AmazonScraper is a Python web scraping project built with Scrapy that allows you to extract product information from Amazon.com. It retrieves details such as product names, prices, ratings, and reviews for a given search query on Amazon.
This project demonstrates how to use Scrapy with ScrapeOps Proxy for web scraping with JavaScript rendering. It provides a basic setup for rendering JavaScript content and routing requests through the ScrapeOps proxy network.
A test product_data.csv
file is included to show the data it will pull from Amazon.
- Search and scrape product information from Amazon.in.

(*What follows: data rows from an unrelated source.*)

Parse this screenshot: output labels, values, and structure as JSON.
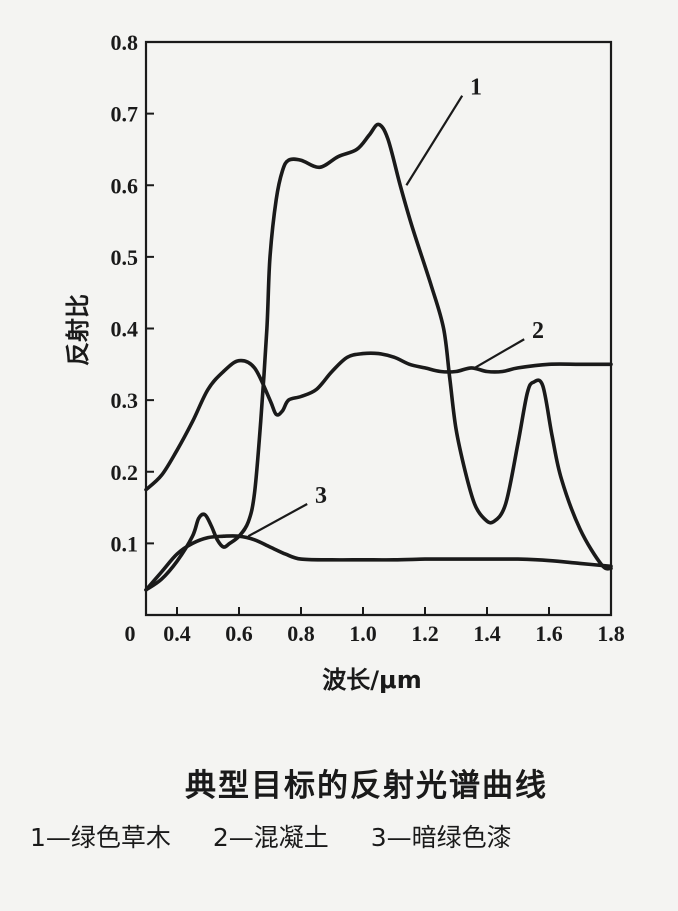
{
  "chart_data": {
    "type": "line",
    "title": "",
    "xlabel": "波长/μm",
    "ylabel": "反射比",
    "xlim": [
      0.3,
      1.8
    ],
    "ylim": [
      0,
      0.8
    ],
    "x_ticks": [
      0.4,
      0.6,
      0.8,
      1.0,
      1.2,
      1.4,
      1.6,
      1.8
    ],
    "x_tick_labels": [
      "0.4",
      "0.6",
      "0.8",
      "1.0",
      "1.2",
      "1.4",
      "1.6",
      "1.8"
    ],
    "y_ticks": [
      0.1,
      0.2,
      0.3,
      0.4,
      0.5,
      0.6,
      0.7,
      0.8
    ],
    "y_tick_labels": [
      "0.1",
      "0.2",
      "0.3",
      "0.4",
      "0.5",
      "0.6",
      "0.7",
      "0.8"
    ],
    "origin_label": "0",
    "grid": false,
    "series": [
      {
        "label": "1",
        "color": "#1a1a1a",
        "x": [
          0.3,
          0.35,
          0.4,
          0.45,
          0.47,
          0.49,
          0.51,
          0.53,
          0.55,
          0.57,
          0.6,
          0.63,
          0.65,
          0.67,
          0.69,
          0.7,
          0.72,
          0.74,
          0.76,
          0.8,
          0.86,
          0.92,
          0.98,
          1.02,
          1.05,
          1.08,
          1.12,
          1.16,
          1.22,
          1.26,
          1.28,
          1.3,
          1.33,
          1.36,
          1.39,
          1.42,
          1.46,
          1.5,
          1.53,
          1.55,
          1.58,
          1.61,
          1.64,
          1.7,
          1.77,
          1.8
        ],
        "y": [
          0.035,
          0.05,
          0.075,
          0.11,
          0.135,
          0.14,
          0.125,
          0.105,
          0.095,
          0.1,
          0.11,
          0.13,
          0.17,
          0.27,
          0.4,
          0.5,
          0.58,
          0.62,
          0.635,
          0.635,
          0.625,
          0.64,
          0.65,
          0.67,
          0.685,
          0.665,
          0.6,
          0.54,
          0.46,
          0.4,
          0.33,
          0.26,
          0.2,
          0.155,
          0.135,
          0.13,
          0.155,
          0.24,
          0.31,
          0.325,
          0.32,
          0.25,
          0.19,
          0.12,
          0.07,
          0.065
        ]
      },
      {
        "label": "2",
        "color": "#1a1a1a",
        "x": [
          0.3,
          0.35,
          0.4,
          0.45,
          0.5,
          0.55,
          0.6,
          0.65,
          0.7,
          0.72,
          0.74,
          0.76,
          0.8,
          0.85,
          0.9,
          0.95,
          1.0,
          1.05,
          1.1,
          1.15,
          1.2,
          1.25,
          1.3,
          1.35,
          1.4,
          1.45,
          1.5,
          1.6,
          1.7,
          1.8
        ],
        "y": [
          0.175,
          0.195,
          0.23,
          0.27,
          0.315,
          0.34,
          0.355,
          0.345,
          0.3,
          0.28,
          0.285,
          0.3,
          0.305,
          0.315,
          0.34,
          0.36,
          0.365,
          0.365,
          0.36,
          0.35,
          0.345,
          0.34,
          0.34,
          0.345,
          0.34,
          0.34,
          0.345,
          0.35,
          0.35,
          0.35
        ]
      },
      {
        "label": "3",
        "color": "#1a1a1a",
        "x": [
          0.3,
          0.35,
          0.4,
          0.45,
          0.5,
          0.55,
          0.6,
          0.65,
          0.7,
          0.75,
          0.8,
          0.9,
          1.0,
          1.1,
          1.2,
          1.3,
          1.4,
          1.5,
          1.6,
          1.7,
          1.8
        ],
        "y": [
          0.035,
          0.06,
          0.085,
          0.1,
          0.108,
          0.11,
          0.11,
          0.105,
          0.095,
          0.085,
          0.078,
          0.077,
          0.077,
          0.077,
          0.078,
          0.078,
          0.078,
          0.078,
          0.076,
          0.072,
          0.068
        ]
      }
    ]
  },
  "caption": {
    "title": "典型目标的反射光谱曲线",
    "legend": [
      {
        "number": "1",
        "text": "1—绿色草木"
      },
      {
        "number": "2",
        "text": "2—混凝土"
      },
      {
        "number": "3",
        "text": "3—暗绿色漆"
      }
    ]
  }
}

- Extract product details.
- Save the scraped data to a CSV file for further analysis.
-
Clone the repository:
git clone https://github.com/Blank333/amazonScraper.git
-
Navigate to the project directory:
cd amazonScraper
-
Create and activate a virtual environment:
python -m venv venv source venv/bin/activate # Linux/Mac venv\Scripts\activate # Windows
-
Install the required dependencies:
pip install -r requirements.txt
This will install Scrapy, ScrapeOps Proxy, and ipython along with their dependencies.
-
Configure Scrapy with ScrapeOps Proxy:
- Open the
settings.py
file and update theSCRAPEOPS_API_KEY
variable with your ScrapeOps API key.
- Open the
-
Run the spider:
scrapy crawl amazonSpider
The spider will now use ScrapeOps Proxy to render JavaScript content and route requests through the ScrapeOps proxy network.
- Adjust the spider logic in
spiders/your_spider.py
to define the specific scraping behavior you need. - Modify the proxy as per your requirements.
This project is licensed under the MIT License.